To monitor the usage I wrote a cli app to track every time I put a drop into my eyes. This app is called augentropfen and the sourcecode is of course on Github.
The data is written into an csv file because there was no need for something more complicated.
Most of the time the command to call is only
python at.py for which I have an alias with the correct path to Python inside a virtualenv.
But there are commandline options to set the date or the time explicit if an eye drop happend further in the past.

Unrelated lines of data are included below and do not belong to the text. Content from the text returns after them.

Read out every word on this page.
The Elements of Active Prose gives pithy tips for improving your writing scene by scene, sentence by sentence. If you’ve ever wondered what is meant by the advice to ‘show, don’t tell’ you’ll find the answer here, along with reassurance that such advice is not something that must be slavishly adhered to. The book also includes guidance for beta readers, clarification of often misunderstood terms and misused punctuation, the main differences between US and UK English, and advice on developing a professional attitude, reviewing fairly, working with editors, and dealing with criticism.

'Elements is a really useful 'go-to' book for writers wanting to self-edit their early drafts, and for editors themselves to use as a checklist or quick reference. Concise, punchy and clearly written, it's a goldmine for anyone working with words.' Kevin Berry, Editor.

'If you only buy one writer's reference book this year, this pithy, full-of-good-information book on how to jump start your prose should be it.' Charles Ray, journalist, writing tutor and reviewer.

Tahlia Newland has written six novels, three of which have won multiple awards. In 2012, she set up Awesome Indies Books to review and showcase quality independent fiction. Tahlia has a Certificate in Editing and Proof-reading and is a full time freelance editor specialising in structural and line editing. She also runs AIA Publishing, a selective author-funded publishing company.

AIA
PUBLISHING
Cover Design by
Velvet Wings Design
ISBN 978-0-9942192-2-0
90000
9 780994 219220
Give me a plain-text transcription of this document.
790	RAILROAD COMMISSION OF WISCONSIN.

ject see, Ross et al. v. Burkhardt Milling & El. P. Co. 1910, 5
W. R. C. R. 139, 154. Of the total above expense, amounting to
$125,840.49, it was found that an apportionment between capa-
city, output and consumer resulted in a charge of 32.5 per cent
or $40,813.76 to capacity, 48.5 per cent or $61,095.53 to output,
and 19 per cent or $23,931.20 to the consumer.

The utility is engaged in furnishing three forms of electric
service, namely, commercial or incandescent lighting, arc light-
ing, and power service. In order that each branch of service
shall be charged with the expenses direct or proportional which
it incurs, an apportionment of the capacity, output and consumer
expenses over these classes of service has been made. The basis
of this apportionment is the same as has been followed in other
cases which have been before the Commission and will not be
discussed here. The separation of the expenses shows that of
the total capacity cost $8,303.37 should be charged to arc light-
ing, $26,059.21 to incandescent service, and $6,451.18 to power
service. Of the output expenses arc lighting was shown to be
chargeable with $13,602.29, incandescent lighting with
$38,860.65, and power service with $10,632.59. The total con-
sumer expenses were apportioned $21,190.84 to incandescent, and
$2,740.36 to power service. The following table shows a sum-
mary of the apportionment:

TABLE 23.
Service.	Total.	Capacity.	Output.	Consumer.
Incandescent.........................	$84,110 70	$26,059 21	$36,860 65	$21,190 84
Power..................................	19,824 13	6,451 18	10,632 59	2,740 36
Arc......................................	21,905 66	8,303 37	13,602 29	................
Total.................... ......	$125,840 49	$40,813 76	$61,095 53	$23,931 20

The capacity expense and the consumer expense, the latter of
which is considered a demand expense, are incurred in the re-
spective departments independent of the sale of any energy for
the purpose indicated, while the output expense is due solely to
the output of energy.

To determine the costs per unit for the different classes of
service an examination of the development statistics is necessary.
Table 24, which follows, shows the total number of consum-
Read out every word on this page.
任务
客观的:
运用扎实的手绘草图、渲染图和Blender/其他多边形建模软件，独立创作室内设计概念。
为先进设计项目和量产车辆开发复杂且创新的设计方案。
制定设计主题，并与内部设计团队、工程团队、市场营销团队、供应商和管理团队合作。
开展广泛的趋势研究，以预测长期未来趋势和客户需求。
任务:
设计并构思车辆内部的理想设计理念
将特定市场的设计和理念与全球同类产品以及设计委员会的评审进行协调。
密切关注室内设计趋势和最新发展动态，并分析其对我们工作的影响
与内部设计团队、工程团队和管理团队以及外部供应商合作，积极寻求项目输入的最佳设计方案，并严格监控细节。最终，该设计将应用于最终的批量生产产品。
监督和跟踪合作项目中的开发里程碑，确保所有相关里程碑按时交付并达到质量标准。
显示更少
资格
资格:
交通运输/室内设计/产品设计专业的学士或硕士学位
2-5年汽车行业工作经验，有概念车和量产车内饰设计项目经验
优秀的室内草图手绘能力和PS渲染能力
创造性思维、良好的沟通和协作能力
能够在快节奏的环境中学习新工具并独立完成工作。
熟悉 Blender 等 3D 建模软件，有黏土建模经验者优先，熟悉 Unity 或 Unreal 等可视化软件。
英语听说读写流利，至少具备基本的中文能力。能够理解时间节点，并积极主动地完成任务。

sqlite-utils create-database eye-drops.db sqlite-utils insert eye-drops.db data augentropfen.data --csv # run datasette eye-drops.db
Some prior analysis showed me that I don't drop as often on weekends which is probably because I am more outside on Saturday and Sunday. This question can easily answered with a facet:
But the most interesting is how the frequency of eye droppings changed over time. Do I need more drops in the winter when heating drops the humidity in the room?
So first I needed a query to bucket all datasets into weeks:
SELECT count(*) as drops_applied, strftime('%W', date_rolling) AS week, strftime('%m', date_rolling) AS month, strftime('%Y', date_rolling) AS year FROM data GROUP BY strftime('%W', date_rolling), strftime('%Y', date_rolling) ORDER BY drops_applied DESC;
date_rolling is changing for the next day not at midnight but at 5am.
This was added to be sure that the regular sleep at night is splitting the dataset days.
The resulting table didn't help much answering the questions because the weeks on top where the weeks I started using the drops and then there was no real regularity.
So maybe we need a plot. Installing datasette-vega.
For the plot I needed another column with
year in the same column.
The now changed query:
SELECT count(*) as drops_applied, strftime('%W', date_rolling) AS week, strftime('%m', date_rolling) AS month, strftime('%Y', date_rolling) AS year, strftime('%Y-%W', date_rolling) AS year_week FROM data GROUP BY strftime('%W', date_rolling), strftime('%Y', date_rolling);
The resulting plot gives quite some insight:
Directly after visiting the doctor I used the drops a lot to heal my eyes. In autumn the usage dropped because the eyes got better and in late winter with the heating and low humidity the usage increased.
Of course I have a monitoring of my humidity in the room using BME280 sensors. Additionally I track my heating consumption using a raspberry pi with a camera and some image recognition. Some time in the future I will combine all this to correlate heating, humidity and eye drops in one graph. But not today.